In 2023, MIT engineer Admir Masic and colleagues published the results of their research into surviving Roman concrete. They confirmed that the composite was manufactured by first mixing lime fragments with volcanic ash and other dry materials. Adding water to this blend then produced heat at a chemical level in a process known as "hot-mixing." As the concrete set, it preserves bits of the reactive lime as tiny, gravel-like stones. When the concrete inevitably cracked over time, the lime then redissolves and fills in the fissures -- granting the material its famous self-healing properties.
(Excerpt) Read more at popsci.com ...
Thank you for the interesting article-I’ll check back when the conversation returns to concrete instead of being an argument of faith based on BC and AD versus BCE and CE-which have nothing in common with the concrete in the article...

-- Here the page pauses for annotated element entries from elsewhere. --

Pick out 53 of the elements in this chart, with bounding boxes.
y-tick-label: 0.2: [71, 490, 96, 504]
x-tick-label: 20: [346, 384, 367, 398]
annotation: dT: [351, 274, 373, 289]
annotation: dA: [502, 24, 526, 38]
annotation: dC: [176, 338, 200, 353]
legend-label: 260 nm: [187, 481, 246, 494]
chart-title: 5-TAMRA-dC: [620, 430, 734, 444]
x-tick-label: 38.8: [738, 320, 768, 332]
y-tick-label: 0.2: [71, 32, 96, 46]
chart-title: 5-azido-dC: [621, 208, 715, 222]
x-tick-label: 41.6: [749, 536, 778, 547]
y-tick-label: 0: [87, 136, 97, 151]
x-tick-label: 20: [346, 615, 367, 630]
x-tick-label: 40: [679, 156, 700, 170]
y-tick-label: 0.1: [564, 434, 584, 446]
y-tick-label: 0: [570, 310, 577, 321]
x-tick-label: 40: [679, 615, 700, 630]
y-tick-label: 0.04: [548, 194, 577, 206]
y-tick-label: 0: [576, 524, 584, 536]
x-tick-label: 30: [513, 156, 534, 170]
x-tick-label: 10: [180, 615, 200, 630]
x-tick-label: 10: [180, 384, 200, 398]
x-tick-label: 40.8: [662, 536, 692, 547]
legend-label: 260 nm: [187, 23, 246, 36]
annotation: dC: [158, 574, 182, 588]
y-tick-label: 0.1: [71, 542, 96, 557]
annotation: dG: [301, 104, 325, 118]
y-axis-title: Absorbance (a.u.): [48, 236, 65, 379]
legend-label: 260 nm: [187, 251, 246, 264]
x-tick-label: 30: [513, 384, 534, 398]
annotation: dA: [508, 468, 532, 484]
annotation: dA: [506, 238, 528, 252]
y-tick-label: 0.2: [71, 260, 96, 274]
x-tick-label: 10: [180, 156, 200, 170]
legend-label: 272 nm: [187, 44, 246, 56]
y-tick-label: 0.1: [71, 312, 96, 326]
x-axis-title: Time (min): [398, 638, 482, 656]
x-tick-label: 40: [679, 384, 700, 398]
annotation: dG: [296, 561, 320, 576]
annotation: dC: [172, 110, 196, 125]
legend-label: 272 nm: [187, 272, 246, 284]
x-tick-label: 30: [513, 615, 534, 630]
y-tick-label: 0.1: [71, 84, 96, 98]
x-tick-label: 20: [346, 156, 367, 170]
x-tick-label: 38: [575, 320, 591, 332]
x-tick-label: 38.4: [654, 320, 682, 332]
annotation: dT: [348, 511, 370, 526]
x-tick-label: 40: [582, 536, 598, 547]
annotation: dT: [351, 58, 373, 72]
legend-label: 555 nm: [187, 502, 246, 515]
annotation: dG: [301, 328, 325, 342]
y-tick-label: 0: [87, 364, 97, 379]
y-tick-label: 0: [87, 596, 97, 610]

In the 80’s, I made the move from public sector case worker to private sector employment-I enrolled in courses to add to my degree in social work, to become a workers comp case manager and adjuster. I was working days in the HR dept of a large construction company that had invented a better method of pouring/curing concrete tilt-up walls. I was interested, so I learned to work with concrete, and enjoyed that. My engineer 1st husband liked to work with concrete-so I like concrete-still work with it once in a while..
I’ll agree-crank it up...
Thanks for the logical take-but you might be called a heretic by a poster, soon...
Thanks for the Latin education, I took Mandarin in school. What is BC in Latin?
BTW; BC Should be AC.
We in the modern era think so much of our man-made inventions are fairly recent; but if one reads the Bible's descriptions of Solomon's Temple, how detailed the measurments, materials and finishings were required and used, and that it was constructed between the 6th and 10th centuries BC, we can look on the Romans' use of concrete in a 2nd Century AD temple—the Pantheon—as stunningly modern!
The time distance between Solomon's Temple and the Pantheon was between 610 to 840 years, To us today, that's a time span between now and somewhere between 1186 and 1416 AD — around the time that Notre Dame was first built, without power tools.
On my first visit to Rome, I had no knowledge of the ancient Romans' use of concrete-- I thought everything was made either of cut stone or marble, or some type of clay brick.I had watched my own uncle drive up to our house in 1950 with his concrete mixing truck rotating, and then pour our porch floor—gasp! A modern miracle! But in the late 60s at age 21, I walked into the Pantheon, gazed up at its incredible molded concrete ceiling of its dome, assembled over four years in around year 138 AD, and nearly fainted in awe.